Cubra o refratário com papel alumínio e leve para assar em forno pré aquecido na temperatura alta por 25 minutos. Passado este tempo, retire o papel alumínio para que as sobrecoxas dourem.

Enquanto a carne doura, transfira (com o auxílio de uma concha) praticamente toda a marinada para uma panela pequena e leve ao fogo baixo para que reduza até obter um molho dourado. Reserve.

Chips de quiabo

Disponha os quiabos com a polpa virada para baixo em uma frigideira antiaderente (sem nenhum óleo ou azeite) e leve-a ao fogo mínimo até que a polpa do quiabo fique marrom escura, caramelizada. Reserve.

Angu de milho verde

Com uma faca solte os grãos de milho da espiga, adicione o leite e triture-os com o mixer (ou bata no liquidificador).

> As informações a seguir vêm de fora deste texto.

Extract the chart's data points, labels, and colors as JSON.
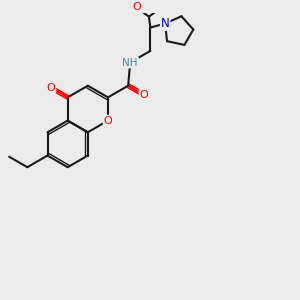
{
  "bg_color": "#ebebeb",
  "bond_color": "#1a1a1a",
  "atom_colors": {
    "O": "#ff0000",
    "N": "#0000cc",
    "NH": "#448899",
    "C": "#1a1a1a"
  },
  "bl": 0.82
}
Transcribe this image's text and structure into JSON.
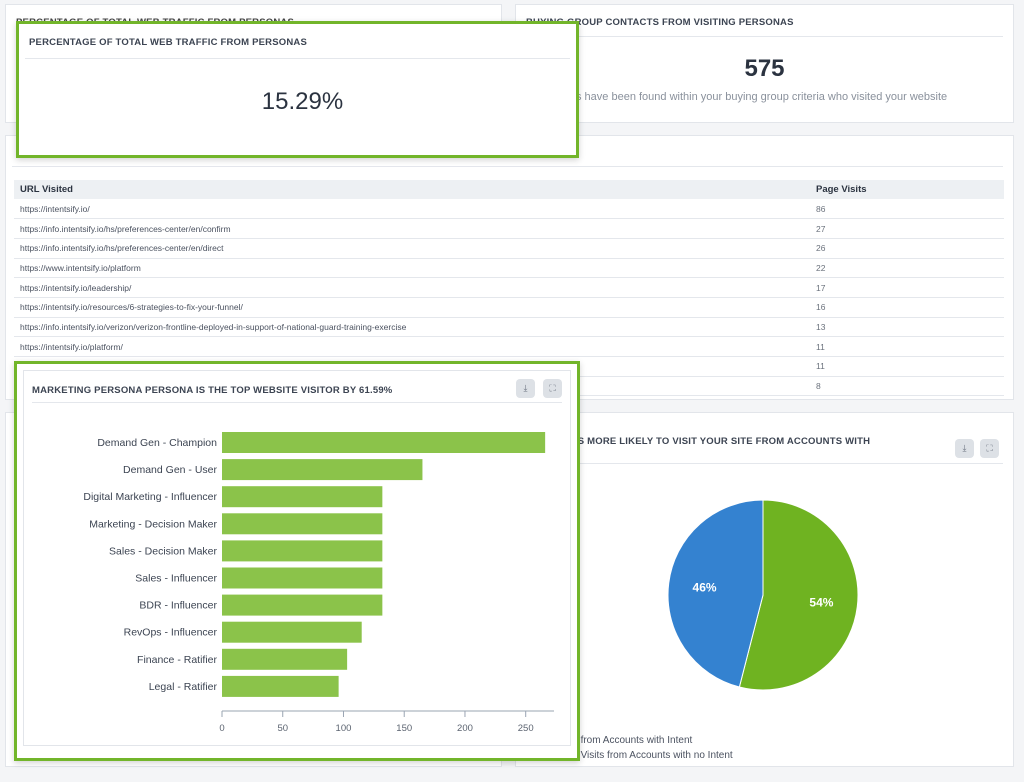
{
  "traffic_panel": {
    "title": "PERCENTAGE OF TOTAL WEB TRAFFIC FROM PERSONAS",
    "value": "15.29%"
  },
  "contacts_panel": {
    "title": "BUYING GROUP CONTACTS FROM VISITING PERSONAS",
    "value": "575",
    "subtitle": "s have been found within your buying group criteria who visited your website"
  },
  "urls_table": {
    "columns": [
      "URL Visited",
      "Page Visits"
    ],
    "rows": [
      {
        "url": "https://intentsify.io/",
        "visits": "86"
      },
      {
        "url": "https://info.intentsify.io/hs/preferences-center/en/confirm",
        "visits": "27"
      },
      {
        "url": "https://info.intentsify.io/hs/preferences-center/en/direct",
        "visits": "26"
      },
      {
        "url": "https://www.intentsify.io/platform",
        "visits": "22"
      },
      {
        "url": "https://intentsify.io/leadership/",
        "visits": "17"
      },
      {
        "url": "https://intentsify.io/resources/6-strategies-to-fix-your-funnel/",
        "visits": "16"
      },
      {
        "url": "https://info.intentsify.io/verizon/verizon-frontline-deployed-in-support-of-national-guard-training-exercise",
        "visits": "13"
      },
      {
        "url": "https://intentsify.io/platform/",
        "visits": "11"
      },
      {
        "url": "",
        "visits": "11"
      },
      {
        "url": "",
        "visits": "8"
      }
    ]
  },
  "persona_panel": {
    "title": "MARKETING PERSONA PERSONA IS THE TOP WEBSITE VISITOR BY 61.59%",
    "download_icon": "download-icon",
    "expand_icon": "expand-icon"
  },
  "pie_panel": {
    "title": "G GROUP IS MORE LIKELY TO VISIT YOUR SITE FROM ACCOUNTS WITH",
    "download_icon": "download-icon",
    "expand_icon": "expand-icon"
  },
  "colors": {
    "highlight": "#72b52a",
    "bar": "#8bc34a",
    "pie_green": "#6fb321",
    "pie_blue": "#3482d0"
  },
  "chart_data": [
    {
      "type": "bar",
      "orientation": "horizontal",
      "title": "MARKETING PERSONA PERSONA IS THE TOP WEBSITE VISITOR BY 61.59%",
      "categories": [
        "Demand Gen - Champion",
        "Demand Gen - User",
        "Digital Marketing - Influencer",
        "Marketing - Decision Maker",
        "Sales - Decision Maker",
        "Sales - Influencer",
        "BDR - Influencer",
        "RevOps - Influencer",
        "Finance - Ratifier",
        "Legal - Ratifier"
      ],
      "values": [
        266,
        165,
        132,
        132,
        132,
        132,
        132,
        115,
        103,
        96
      ],
      "xlim": [
        0,
        270
      ],
      "xticks": [
        0,
        50,
        100,
        150,
        200,
        250
      ],
      "xlabel": "",
      "ylabel": "",
      "grid": false
    },
    {
      "type": "pie",
      "slices": [
        {
          "label": "Group from Accounts with Intent",
          "value": 54,
          "display": "54%"
        },
        {
          "label": "Group Visits from Accounts with no Intent",
          "value": 46,
          "display": "46%"
        }
      ],
      "legend": "bottom-left"
    }
  ]
}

Passe a mistura por uma peneira e então leve ao fogo com a manteiga mexendo sempre até que fique na consistencia de angu mole. Ajuste o sal e reserve.

Montagem

Em um prato disponha o angu, sobre ele as sobrecoxas e então os chips de quiabo. Regue com a redução da marinada.

Sirva com uma saladinha de tomate com cebola temperada com limão e azeite, a acidez perfeita para completar os sabores do prato.

Harmoniza com…por Marina Novaes (na Pick’up ) e Marcelo Pedro (no Copo)

Tudo o que Você Podia Ser – Roberta Sá

Flores do Clube da Esquina (2008)

Quando se fala em comida mineira, frango com quiabo é uma das primeiras coisas que passam pela a cabeça. Para mim equivale a pensar em música que representa Minas Gerais. Na hora penso no Milton Nascimento com todos os afetos, cheiros, sabores e lembranças. É uma mistura de nostalgia e sentimento.

E o Frango assado com chips de quiabo e angú de milho verde é um releitura bem gostosa daquele clássico. Assim como a Roberta Sá cantando “Tudo o que Você Podia Ser”, faixa que abre o disco Clube da Esquina (1972) de Milton Nascimento e Lô Borges, obra prima da música brasileira. A cantora potiguar, nesta coletânea que homenageia o disco, dá uma roupagem deliciosa na música com um arranjo samba-suingue que já é sua marca registrada.

Minha recomendação para harmonizar com o neo frango com quiabo é um vinho rosé. Os rosés já estiveram em alta nos anos 60 e 70 com o famosíssimo Mateus Rosé, com a garrafinha bojuda e o rótulo com o belo palácio de Mateus. Não é um grande vinho, mas por ser levemente frisante, servido fresquinho pode ser ótimo como aperitivo num dia quente. Mas os que vieram depois dele, foram taxados de vinhos de baixa qualidade, docinhos, levinhos, muito por causa dos péssimos Lambruscos italianos. Mas nos últimos anos vários produtores sérios vem fazendo ótimos vinhos rosés, com varietais como Malbec e Syrah. Recomendo um que tomei ano passado produzido pela vinha Montes a partir de uvas Syrah, o Cherub, que é ótimo.